Sandy Potter, 59, of Queens, N.Y., was jumping rope with neighborhood children when she felt her thigh bone snap.
"I went up in the air and I came straight down to the ground," Potter said. "The pain was excruciating."
Fosamax, one in a class of drugs called bisphosphonates, is supposed to make bones stronger, and for many women, it is safe and effective. But now there's mounting evidence that, for some women, taking these medications for more than five years could cause spontaneous fractures.
"We are seeing people just walking, walking down the steps, patients who are doing low-energy exercise," said Dr. Kenneth Egol, professor of orthopedic surgery at NYU Langone Medical Center. "Very unusual, the femur is one of the strongest bones in the body."
Egol said X-rays of some of his patients look more like injuries from car accidents than from an otherwise-minimal fall.
"Over the last 18 months, we are seeing this more frequently," he said.
Sue Heller, 60, of Castle Rock, Colo., had been on Fosamax for almost 10 years. She broke both of her femur bones.
"I'm sure there are a lot of women who have brittle bones right now that maybe are ready to break, and they're not aware of it," said Heller. "And my heart aches for them."

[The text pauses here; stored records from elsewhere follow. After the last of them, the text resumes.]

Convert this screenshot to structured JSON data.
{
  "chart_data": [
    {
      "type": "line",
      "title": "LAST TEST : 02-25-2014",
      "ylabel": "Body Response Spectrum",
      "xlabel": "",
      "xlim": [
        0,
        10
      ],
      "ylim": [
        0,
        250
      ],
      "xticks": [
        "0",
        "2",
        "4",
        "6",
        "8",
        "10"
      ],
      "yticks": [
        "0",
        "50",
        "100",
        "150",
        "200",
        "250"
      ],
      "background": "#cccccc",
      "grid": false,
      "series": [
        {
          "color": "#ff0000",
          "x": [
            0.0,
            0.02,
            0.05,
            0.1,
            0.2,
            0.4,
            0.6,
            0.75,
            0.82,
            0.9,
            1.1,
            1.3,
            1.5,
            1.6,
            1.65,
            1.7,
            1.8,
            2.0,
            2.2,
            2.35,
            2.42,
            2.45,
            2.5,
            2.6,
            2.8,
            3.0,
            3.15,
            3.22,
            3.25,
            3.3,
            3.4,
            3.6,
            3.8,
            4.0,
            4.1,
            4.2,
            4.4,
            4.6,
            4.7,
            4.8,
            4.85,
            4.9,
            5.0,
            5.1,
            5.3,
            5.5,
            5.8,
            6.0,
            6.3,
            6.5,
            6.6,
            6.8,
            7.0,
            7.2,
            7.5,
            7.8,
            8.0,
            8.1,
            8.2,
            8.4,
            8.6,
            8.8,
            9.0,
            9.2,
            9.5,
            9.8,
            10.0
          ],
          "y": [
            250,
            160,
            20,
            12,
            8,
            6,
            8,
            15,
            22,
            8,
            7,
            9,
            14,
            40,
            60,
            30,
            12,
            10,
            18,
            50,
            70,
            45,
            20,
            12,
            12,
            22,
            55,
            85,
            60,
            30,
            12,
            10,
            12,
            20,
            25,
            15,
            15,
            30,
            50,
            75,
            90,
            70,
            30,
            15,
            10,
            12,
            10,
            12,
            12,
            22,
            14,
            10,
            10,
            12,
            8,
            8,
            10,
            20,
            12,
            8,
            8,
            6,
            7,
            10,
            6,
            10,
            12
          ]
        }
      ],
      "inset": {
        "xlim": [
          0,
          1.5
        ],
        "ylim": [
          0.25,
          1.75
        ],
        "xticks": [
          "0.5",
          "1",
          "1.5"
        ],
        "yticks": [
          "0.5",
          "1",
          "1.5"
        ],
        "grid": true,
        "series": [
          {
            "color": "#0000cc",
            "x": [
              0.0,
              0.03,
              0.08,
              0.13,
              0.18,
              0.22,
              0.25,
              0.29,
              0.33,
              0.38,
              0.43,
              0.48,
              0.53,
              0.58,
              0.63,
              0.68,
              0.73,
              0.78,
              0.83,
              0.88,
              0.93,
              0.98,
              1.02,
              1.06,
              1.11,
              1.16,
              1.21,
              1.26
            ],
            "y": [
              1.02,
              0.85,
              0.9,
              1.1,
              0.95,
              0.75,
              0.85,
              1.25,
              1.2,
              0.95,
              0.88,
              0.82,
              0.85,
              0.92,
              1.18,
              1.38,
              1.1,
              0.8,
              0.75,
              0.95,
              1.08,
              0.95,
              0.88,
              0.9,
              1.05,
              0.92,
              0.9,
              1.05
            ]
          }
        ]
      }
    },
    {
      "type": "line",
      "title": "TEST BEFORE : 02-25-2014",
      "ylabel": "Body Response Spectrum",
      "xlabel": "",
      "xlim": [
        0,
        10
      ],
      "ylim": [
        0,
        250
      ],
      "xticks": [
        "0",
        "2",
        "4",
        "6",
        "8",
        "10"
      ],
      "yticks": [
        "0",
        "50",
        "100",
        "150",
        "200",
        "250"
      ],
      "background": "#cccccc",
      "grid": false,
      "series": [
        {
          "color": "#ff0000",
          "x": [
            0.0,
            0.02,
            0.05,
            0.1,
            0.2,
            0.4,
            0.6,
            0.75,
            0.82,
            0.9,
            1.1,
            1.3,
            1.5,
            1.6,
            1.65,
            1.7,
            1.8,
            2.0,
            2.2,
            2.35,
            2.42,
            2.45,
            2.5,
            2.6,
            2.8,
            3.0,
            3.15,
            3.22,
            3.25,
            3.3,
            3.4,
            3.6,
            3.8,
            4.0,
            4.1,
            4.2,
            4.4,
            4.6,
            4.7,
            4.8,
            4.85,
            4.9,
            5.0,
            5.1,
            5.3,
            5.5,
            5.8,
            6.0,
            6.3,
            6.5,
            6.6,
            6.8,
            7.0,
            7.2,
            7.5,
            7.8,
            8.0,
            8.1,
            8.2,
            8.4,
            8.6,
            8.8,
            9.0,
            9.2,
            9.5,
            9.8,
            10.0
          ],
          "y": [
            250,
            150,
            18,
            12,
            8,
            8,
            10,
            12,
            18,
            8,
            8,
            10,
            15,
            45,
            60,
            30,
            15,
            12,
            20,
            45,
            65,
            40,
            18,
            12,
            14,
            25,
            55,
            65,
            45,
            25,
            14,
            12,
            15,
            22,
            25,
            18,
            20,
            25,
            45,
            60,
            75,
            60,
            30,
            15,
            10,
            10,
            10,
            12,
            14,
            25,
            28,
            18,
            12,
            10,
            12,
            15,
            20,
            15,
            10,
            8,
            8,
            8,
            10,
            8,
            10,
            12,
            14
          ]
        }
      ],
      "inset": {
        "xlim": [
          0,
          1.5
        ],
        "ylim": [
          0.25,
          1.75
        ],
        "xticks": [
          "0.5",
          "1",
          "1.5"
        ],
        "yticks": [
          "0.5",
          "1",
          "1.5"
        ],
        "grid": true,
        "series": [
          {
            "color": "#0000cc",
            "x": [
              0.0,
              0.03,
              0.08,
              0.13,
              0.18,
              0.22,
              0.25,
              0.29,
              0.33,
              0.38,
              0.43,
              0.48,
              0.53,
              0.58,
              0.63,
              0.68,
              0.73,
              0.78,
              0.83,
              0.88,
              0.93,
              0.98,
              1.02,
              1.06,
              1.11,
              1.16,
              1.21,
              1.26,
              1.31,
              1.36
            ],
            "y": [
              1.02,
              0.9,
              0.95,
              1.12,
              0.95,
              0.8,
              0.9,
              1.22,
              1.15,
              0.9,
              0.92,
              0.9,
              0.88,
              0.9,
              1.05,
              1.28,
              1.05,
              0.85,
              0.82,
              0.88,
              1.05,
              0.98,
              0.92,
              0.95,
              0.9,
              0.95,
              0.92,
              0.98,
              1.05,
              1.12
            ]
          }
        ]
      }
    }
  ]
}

Sales of the popular drug increased when doctors began prescribing it, not only to women with osteoporosis, but to others who were osteopenic -- with reduced bone density that might lead to the disease. Now some doctors worry that staying on the drug for more than five years can cause some women's bones to become more brittle.
This is not the first time that many doctors have reported an opposite effect for people taking the drug. Fosamax has already been linked to severe musculoskeletal pain, as well as a serious bone-related jaw disease called osteonecrosis.
Also, the Food and Drug Administration asked the manufacturer, Merck, in 2008 to add information about the report of femur fractures.
After 16 months, Merck added patients' reports of femur fractures to the list of possible side effects included in the drug's package insert.
"It took Merck an entire year to respond," said ABC News senior health and medical editor Dr. Richard Besser. In small print on the package insert listing possible side effects from the drug, he said, there are "just six words: 'low energy femoral shaft and subtrochanteric fractures.'"
The FDA has also never made an effort to inform the public or doctors across the country who prescribe bisphosphonates of the possible side effect, said Besser.